Profanar é preciso A vice-reitora Sandra Goulart Almeida lembrou que o evento ocorre em consonância com a 25ª Semana do Conhecimento, com o aniversário dos 50 anos da pós-graduação da UFMG e, principalmente, com as comemorações dos 90 anos da instituição. “Eu penso o trabalho teórico do Ieat como um trabalho de interlocução, que consegue fazer um corte transversal no status quo do conhecimento. O Ieat desempenha o papel das profanações, no sentido do que o filósofo italiano Giorgio Agamben propõe: profanar como estar fora do tempo, fora daquilo que é reverenciado; a restituição do uso da reflexão, no sentido de tirar tudo aquilo que foi sagrado. Esse é o lugar do Ieat: o lugar da transgressão, do questionamento, das interrogações constantes, o espaço da profanação”, afirmou.

Cristiano Gurgel Bickel, vice-diretor da Escola de Belas-Artes [em foto ao lado], aproveitou a ocasião para salientar a proficuidade da integração entre ciência, arte e sociedade. “Esse evento marca o encontro das artes com outras formas de produção de conhecimento, marca o caráter transdisciplinar das artes. Um lugar de convergência se estabelece aqui. A Escola de Belas Artes tem essa marca de pluralidade e diversidade: é uma instituição essencialmente transdisciplinar”, disse.

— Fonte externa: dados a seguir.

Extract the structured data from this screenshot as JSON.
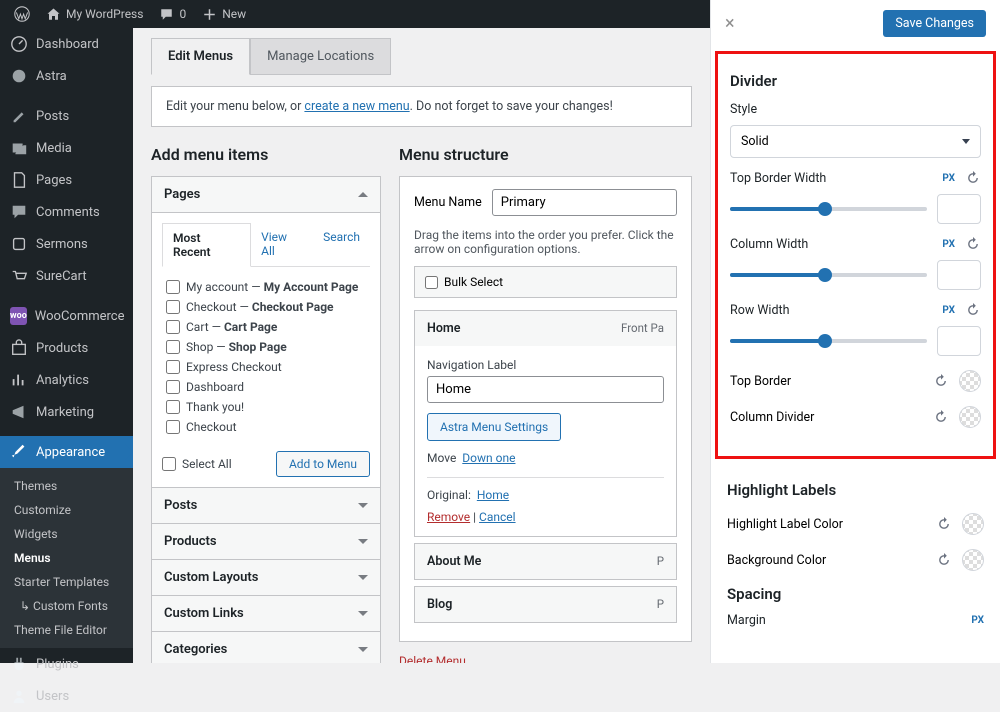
{
  "topbar": {
    "site": "My WordPress",
    "comments": "0",
    "new": "New"
  },
  "sidebar": {
    "primary": [
      "Dashboard",
      "Astra",
      "Posts",
      "Media",
      "Pages",
      "Comments",
      "Sermons",
      "SureCart",
      "WooCommerce",
      "Products",
      "Analytics",
      "Marketing",
      "Appearance"
    ],
    "sub": [
      "Themes",
      "Customize",
      "Widgets",
      "Menus",
      "Starter Templates",
      "Custom Fonts",
      "Theme File Editor"
    ],
    "rest": [
      "Plugins",
      "Users"
    ]
  },
  "tabs": {
    "edit": "Edit Menus",
    "manage": "Manage Locations"
  },
  "notice": {
    "pre": "Edit your menu below, or ",
    "link": "create a new menu",
    "post": ". Do not forget to save your changes!"
  },
  "addheader": "Add menu items",
  "structheader": "Menu structure",
  "pagesbox": {
    "title": "Pages",
    "tabs": [
      "Most Recent",
      "View All",
      "Search"
    ],
    "items": [
      {
        "l": "My account — ",
        "s": "My Account Page"
      },
      {
        "l": "Checkout — ",
        "s": "Checkout Page"
      },
      {
        "l": "Cart — ",
        "s": "Cart Page"
      },
      {
        "l": "Shop — ",
        "s": "Shop Page"
      },
      {
        "l": "Express Checkout",
        "s": ""
      },
      {
        "l": "Dashboard",
        "s": ""
      },
      {
        "l": "Thank you!",
        "s": ""
      },
      {
        "l": "Checkout",
        "s": ""
      }
    ],
    "selectall": "Select All",
    "add": "Add to Menu"
  },
  "accordions": [
    "Posts",
    "Products",
    "Custom Layouts",
    "Custom Links",
    "Categories"
  ],
  "menuname": {
    "label": "Menu Name",
    "value": "Primary"
  },
  "instr": "Drag the items into the order you prefer. Click the arrow on configuration options.",
  "bulk": "Bulk Select",
  "m1": {
    "title": "Home",
    "type": "Front Pa",
    "navlabel": "Navigation Label",
    "navvalue": "Home",
    "astra": "Astra Menu Settings",
    "move": "Move",
    "down": "Down one",
    "orig": "Original:",
    "origlink": "Home",
    "remove": "Remove",
    "cancel": "Cancel"
  },
  "m2": {
    "title": "About Me",
    "type": "P"
  },
  "m3": {
    "title": "Blog",
    "type": "P"
  },
  "delete": "Delete Menu",
  "panel": {
    "save": "Save Changes",
    "divider": "Divider",
    "style": "Style",
    "solid": "Solid",
    "tbw": "Top Border Width",
    "cw": "Column Width",
    "rw": "Row Width",
    "px": "PX",
    "tb": "Top Border",
    "cd": "Column Divider",
    "hl": "Highlight Labels",
    "hlc": "Highlight Label Color",
    "bgc": "Background Color",
    "spacing": "Spacing",
    "margin": "Margin"
  }
}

Deslumbrar-se é obrigatório Em sua palestra, com base no mote Ciência, arte, educação e sociedade, o professor da USP Norberto Garcia-Cairasco demonstrou como as artes foram fundamentais para a construção do conhecimento científico – especificamente do conhecimento relacionado às neurociências, sua área de atuação. “A criatividade depende de uma curiosidade constante. Se eu não me deslumbrar diariamente, eu simplesmente estou frito. Para o pesquisador, o ato de se deslumbrar é obrigatório”, disse, ao demarcar as proximidades entre os dois campos.

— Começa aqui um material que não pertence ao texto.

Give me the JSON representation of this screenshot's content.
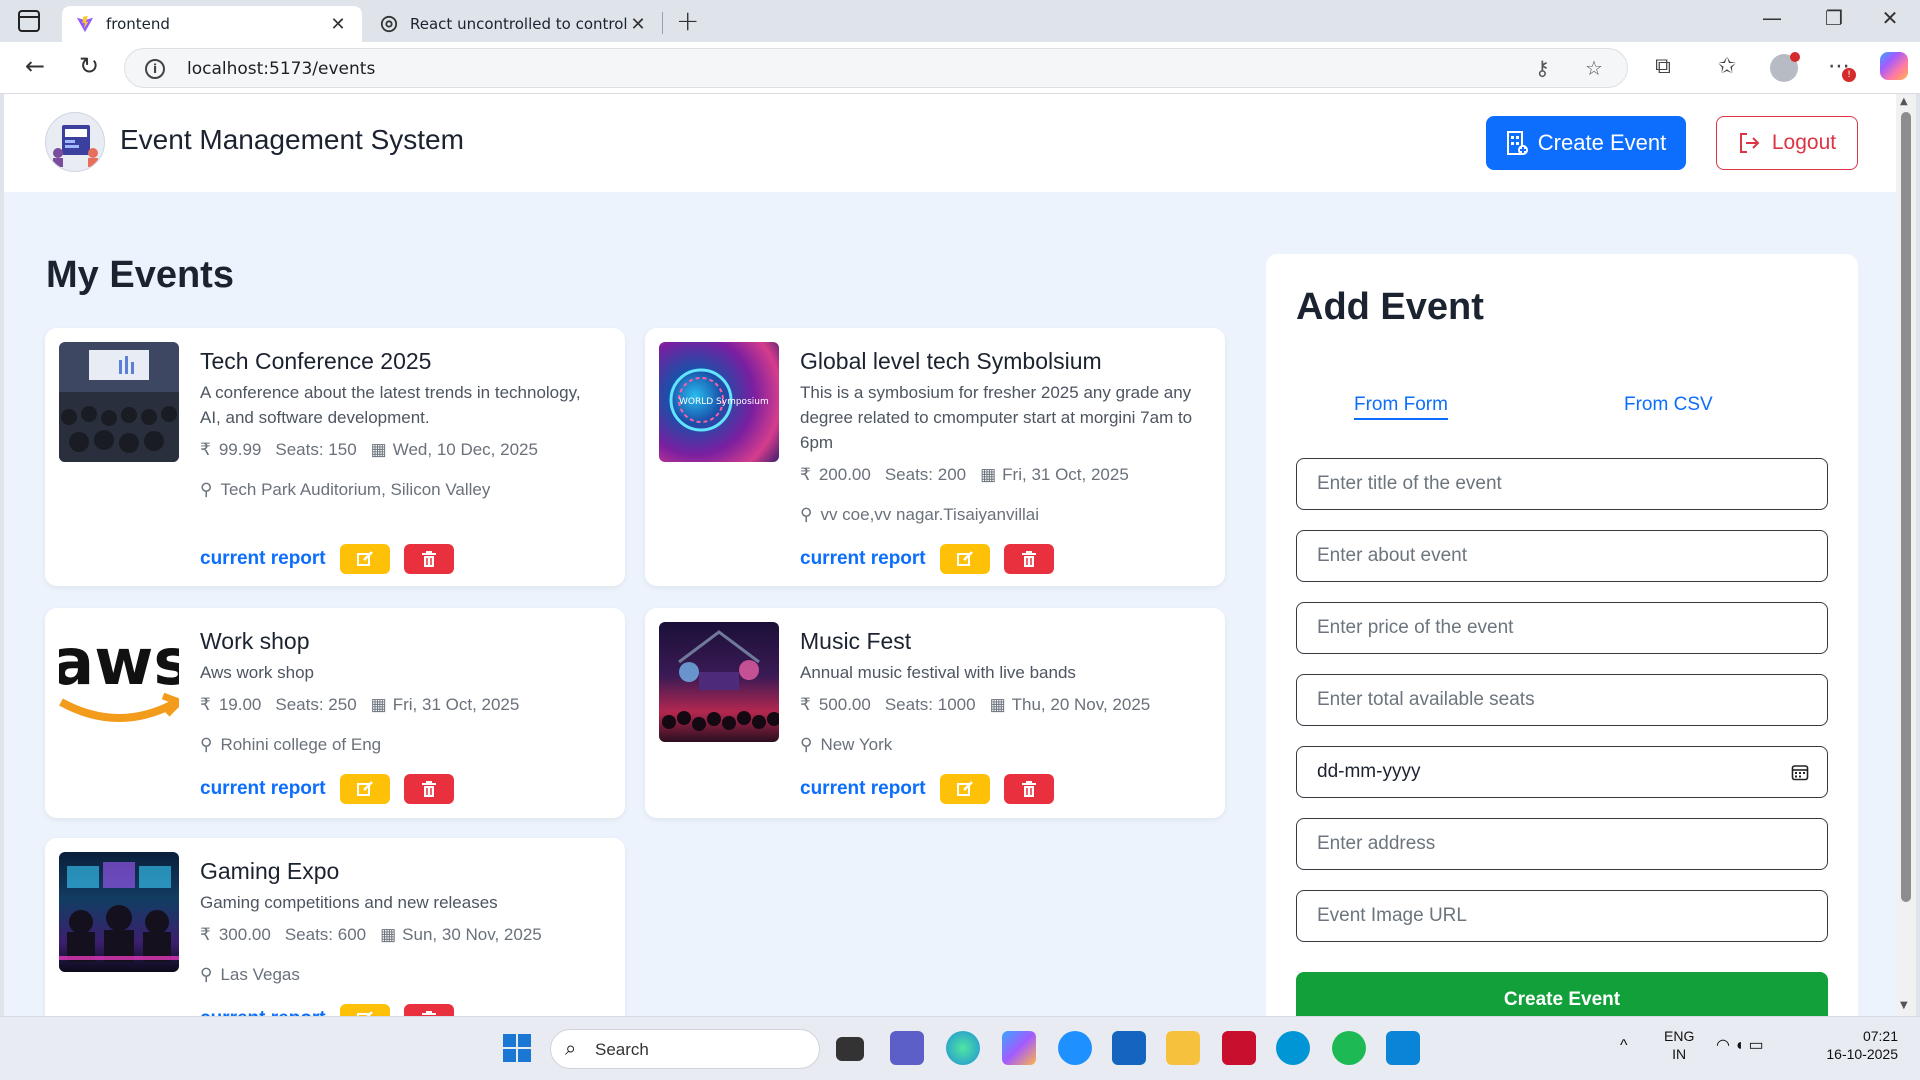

Garcia-Cairasco sustenta que a arte constitui em si mesma uma forma de conhecimento. “A observação por meio da arte é essencial para a ciência. Sem arte não existe ciência. Arte é conhecimento”, cravou. O professor exibiu obras de arte de vários momentos históricos para com elas exemplificar o papel decisivo da arte para a construção do conhecimento científico – dos desenhos rupestres às obras abstratas da contemporaneidade, passando, naturalmente, pelas obras de nomes como Leonardo Da Vinci.

Norberto – que tem recorrido às artes plásticas para ampliar sua compreensão sobre os assuntos que investiga cientificamente – também lembrou algumas obras de arte que visam causar efeitos específicos na recepção, como uma pintura elaborada por meio da técnica de pontilhismo, que provoca uma mistura ótica específica nos olhos do observador. “O artista é também um neurocientista. Ele sabe como certas distorções afetam o cérebro de quem está observando uma obra de arte”, provocou.

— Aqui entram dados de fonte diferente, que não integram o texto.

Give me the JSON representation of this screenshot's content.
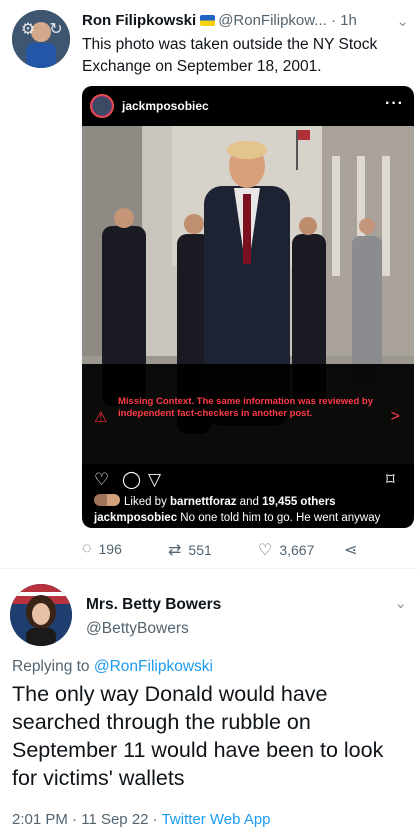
{
  "tweet1": {
    "display_name": "Ron Filipkowski",
    "handle": "@RonFilipkow...",
    "separator": "·",
    "time": "1h",
    "text": "This photo was taken outside the NY Stock Exchange on September 18, 2001.",
    "more_icon": "chevron-down-icon",
    "embed": {
      "username": "jackmposobiec",
      "dots": "···",
      "warning": "Missing Context. The same information was reviewed by independent fact-checkers in another post.",
      "warning_arrow": ">",
      "liked_by_prefix": "Liked by ",
      "liked_by_user": "barnettforaz",
      "liked_by_and": " and ",
      "liked_by_others": "19,455 others",
      "caption_user": "jackmposobiec",
      "caption_text": "No one told him to go. He went anyway"
    },
    "actions": {
      "replies": "196",
      "retweets": "551",
      "likes": "3,667"
    }
  },
  "tweet2": {
    "display_name": "Mrs. Betty Bowers",
    "handle": "@BettyBowers",
    "replying_prefix": "Replying to ",
    "replying_to": "@RonFilipkowski",
    "text": "The only way Donald would have searched through the rubble on September 11 would have been to look for victims' wallets",
    "time": "2:01 PM",
    "date": "11 Sep 22",
    "source": "Twitter Web App",
    "separator": "·"
  },
  "colors": {
    "link": "#1d9bf0",
    "secondary_text": "#536471",
    "warning_red": "#ff3b48",
    "embed_bg": "#000000"
  }
}
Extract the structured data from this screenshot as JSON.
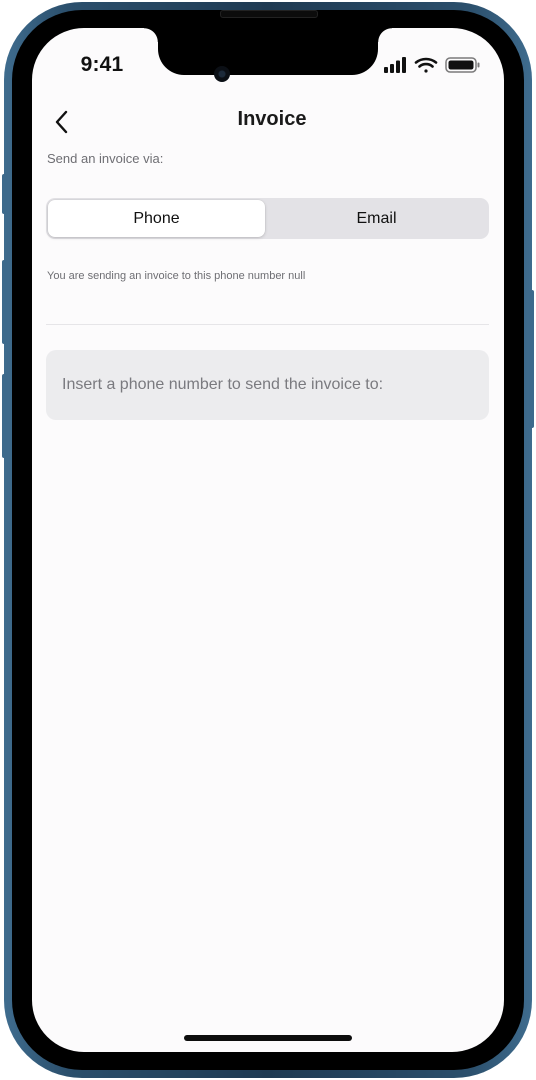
{
  "status_bar": {
    "time": "9:41"
  },
  "nav": {
    "back_icon": "chevron-left-icon",
    "title": "Invoice"
  },
  "send_via": {
    "label": "Send an invoice via:",
    "options": [
      "Phone",
      "Email"
    ],
    "selected": "Phone"
  },
  "info": {
    "text": "You are sending an invoice to this phone number null"
  },
  "phone_input": {
    "value": "",
    "placeholder": "Insert a phone number to send the invoice to:"
  },
  "icons": {
    "signal": "cellular-signal-icon",
    "wifi": "wifi-icon",
    "battery": "battery-icon"
  },
  "colors": {
    "screen_bg": "#fcfbfc",
    "segment_bg": "#e3e2e6",
    "input_bg": "#ececee",
    "frame": "#2b4f6c"
  }
}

Para o pesquisador, a ciência pode ser – e muitas vezes é – tão fundamentalista e dogmática quanto as religiões. Para exemplificar, citou o caso da reprodução de neurônios em adultos. “Durante cerca de 40 anos de neurociência, acreditou-se que os neurônios, em indivíduos adultos, não se reproduziam. Hoje, sabemos que isso era um mito”, disse. Contudo, contou o pesquisador, durante todo esse tempo defendeu-se a tese de que essa reprodução não ocorria, impedindo, inclusive, que pesquisas interessadas em provar o contrário fossem adiante. “Quando se entra no terreno do ‘eu acredito piamente que...', fica claro que a ciência já se aproximou do fundamentalismo das religiões”, disse.

Do aquecimento global à crise de refugiados Em seguida, Britaldo Silveira Soares Filho [em foto abaixo], professor do Departamento de Cartografia do Instituto de Geociências da UFMG, ministrou a palestra Ciência em apoio a políticas públicas, na qual abordou as mudanças climáticas pelas quais o mundo vem passado. “A previsão é de que, se não fizermos nada, em mais 20 anos o planeta alcançará novo equilíbrio global, com temperaturas até quatro graus acima da média histórica. As consequências serão trágicas", antevê.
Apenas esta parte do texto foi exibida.